Umberto Eco, Semiotics and the Philosophy of Language

“The fact that metaphors can sleep and wake is both bad news and good news for speakers and writers who want to avoid mixed metaphors. The bad news is that when a metaphoric word or phrase is sleeping for us, we probably won’t notice if we use the word or phrase in ways that are inconsistent with its source-domain meaning.”
Karen Sullivan, Mixed Metaphors: Their Use and Abuse

“Of course, the ‘living/dead’ nomenclature is itself a metaphor, in that it personifies metaphors as living beings that can ‘live’ and ‘die’. Like all metaphors, this personification metaphor is helpful in some ways but imperfect in others.

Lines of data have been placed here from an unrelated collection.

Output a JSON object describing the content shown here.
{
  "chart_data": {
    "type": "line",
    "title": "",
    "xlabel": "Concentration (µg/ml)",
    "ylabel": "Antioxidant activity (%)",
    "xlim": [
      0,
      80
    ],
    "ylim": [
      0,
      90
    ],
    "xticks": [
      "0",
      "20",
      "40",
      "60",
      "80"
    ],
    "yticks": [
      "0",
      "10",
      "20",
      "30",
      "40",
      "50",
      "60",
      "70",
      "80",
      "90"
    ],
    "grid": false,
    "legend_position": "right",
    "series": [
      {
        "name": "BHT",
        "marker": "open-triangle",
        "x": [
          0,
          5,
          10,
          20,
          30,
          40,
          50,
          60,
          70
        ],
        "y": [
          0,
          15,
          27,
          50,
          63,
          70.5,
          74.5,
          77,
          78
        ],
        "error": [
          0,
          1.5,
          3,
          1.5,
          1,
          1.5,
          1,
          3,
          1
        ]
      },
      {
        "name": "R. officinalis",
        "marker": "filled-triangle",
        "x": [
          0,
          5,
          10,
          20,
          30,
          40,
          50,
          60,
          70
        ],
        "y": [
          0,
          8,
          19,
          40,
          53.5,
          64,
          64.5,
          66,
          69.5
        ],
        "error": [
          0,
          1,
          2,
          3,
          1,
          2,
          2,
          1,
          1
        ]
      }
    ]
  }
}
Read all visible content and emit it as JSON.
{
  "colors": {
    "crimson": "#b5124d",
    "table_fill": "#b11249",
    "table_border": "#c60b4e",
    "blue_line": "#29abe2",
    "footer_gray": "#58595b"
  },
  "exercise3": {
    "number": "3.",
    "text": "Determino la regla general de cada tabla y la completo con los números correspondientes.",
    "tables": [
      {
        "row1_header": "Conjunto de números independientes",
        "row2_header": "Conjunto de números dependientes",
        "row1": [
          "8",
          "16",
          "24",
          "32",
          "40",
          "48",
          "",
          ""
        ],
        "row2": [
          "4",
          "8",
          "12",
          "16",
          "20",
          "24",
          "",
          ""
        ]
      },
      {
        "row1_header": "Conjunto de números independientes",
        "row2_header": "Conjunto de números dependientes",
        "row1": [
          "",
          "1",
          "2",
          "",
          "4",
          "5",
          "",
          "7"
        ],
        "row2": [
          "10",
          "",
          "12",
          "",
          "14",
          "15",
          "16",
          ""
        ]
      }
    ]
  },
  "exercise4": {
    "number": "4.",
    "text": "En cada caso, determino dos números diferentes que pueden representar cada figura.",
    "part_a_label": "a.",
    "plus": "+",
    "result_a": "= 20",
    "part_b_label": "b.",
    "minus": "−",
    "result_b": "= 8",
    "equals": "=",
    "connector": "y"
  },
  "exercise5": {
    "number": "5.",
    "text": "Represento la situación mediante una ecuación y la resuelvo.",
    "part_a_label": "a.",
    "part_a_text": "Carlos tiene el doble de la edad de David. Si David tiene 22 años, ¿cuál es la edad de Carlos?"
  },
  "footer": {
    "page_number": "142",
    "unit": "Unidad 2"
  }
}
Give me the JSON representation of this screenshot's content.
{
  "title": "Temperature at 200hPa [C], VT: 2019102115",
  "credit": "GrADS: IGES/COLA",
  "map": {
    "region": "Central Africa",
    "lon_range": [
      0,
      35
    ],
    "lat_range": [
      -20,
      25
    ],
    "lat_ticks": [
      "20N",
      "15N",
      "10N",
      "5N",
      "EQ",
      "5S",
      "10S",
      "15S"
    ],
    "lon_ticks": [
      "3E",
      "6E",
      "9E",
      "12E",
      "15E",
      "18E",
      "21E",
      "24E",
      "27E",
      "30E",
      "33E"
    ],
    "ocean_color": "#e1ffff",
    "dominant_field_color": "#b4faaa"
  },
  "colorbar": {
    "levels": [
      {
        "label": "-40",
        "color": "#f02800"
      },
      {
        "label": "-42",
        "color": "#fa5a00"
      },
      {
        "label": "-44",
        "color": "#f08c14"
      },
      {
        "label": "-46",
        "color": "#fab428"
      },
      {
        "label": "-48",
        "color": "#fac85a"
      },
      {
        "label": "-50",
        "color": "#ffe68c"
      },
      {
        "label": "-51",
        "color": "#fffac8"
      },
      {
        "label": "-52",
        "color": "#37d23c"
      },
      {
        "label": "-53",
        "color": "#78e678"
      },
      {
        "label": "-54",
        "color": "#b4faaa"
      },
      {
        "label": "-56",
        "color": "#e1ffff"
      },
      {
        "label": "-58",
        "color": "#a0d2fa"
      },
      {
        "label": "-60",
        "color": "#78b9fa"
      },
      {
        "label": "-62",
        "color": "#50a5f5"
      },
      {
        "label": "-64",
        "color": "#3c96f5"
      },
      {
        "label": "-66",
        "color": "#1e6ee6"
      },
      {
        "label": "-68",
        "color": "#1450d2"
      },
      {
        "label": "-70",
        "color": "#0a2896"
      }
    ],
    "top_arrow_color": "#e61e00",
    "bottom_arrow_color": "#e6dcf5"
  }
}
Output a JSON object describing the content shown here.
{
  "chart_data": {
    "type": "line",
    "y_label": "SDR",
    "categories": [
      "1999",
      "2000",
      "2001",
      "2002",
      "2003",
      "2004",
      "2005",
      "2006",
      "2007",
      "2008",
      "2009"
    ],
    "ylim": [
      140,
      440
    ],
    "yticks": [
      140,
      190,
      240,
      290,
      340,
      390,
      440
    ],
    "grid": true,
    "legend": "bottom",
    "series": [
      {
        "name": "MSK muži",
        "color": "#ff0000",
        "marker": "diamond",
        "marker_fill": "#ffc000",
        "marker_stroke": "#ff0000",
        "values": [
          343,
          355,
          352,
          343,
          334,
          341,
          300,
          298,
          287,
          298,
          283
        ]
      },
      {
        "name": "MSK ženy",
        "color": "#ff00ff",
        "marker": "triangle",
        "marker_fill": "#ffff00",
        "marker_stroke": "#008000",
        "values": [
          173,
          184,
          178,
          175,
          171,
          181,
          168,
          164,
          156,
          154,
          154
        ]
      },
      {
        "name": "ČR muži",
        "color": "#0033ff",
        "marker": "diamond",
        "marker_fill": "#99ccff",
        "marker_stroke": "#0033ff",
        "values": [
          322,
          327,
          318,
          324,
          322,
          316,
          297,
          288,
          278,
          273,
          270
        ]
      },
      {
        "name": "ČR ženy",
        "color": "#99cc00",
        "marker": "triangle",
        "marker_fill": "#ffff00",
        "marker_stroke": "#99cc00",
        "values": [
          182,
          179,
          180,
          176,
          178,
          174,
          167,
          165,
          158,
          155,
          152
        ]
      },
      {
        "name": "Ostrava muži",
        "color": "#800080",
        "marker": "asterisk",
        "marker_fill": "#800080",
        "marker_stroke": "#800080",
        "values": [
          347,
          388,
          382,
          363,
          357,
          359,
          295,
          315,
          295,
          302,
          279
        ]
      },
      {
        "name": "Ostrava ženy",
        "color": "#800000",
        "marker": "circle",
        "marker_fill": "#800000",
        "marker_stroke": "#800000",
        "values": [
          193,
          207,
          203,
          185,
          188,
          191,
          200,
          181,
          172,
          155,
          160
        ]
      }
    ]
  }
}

It is useful because it allows us to think about ‘living’ metaphors as having some of the traits of living beings. That is, ‘living’ metaphors can be thought of as active, having effects, and able to cause changes. The personification metaphor also lets us effortlessly reason that ‘dead’ metaphors will not have effects or instigate changes. Nonetheless, in other respects the metaphor misrepresents the actual situation, because metaphors can be partly dead and partly alive.”
Karen Sullivan, Mixed Metaphors: Their Use and Abuse

Ivor A. Richards
“However stone dead such metaphors seem, we can easily wake them up.”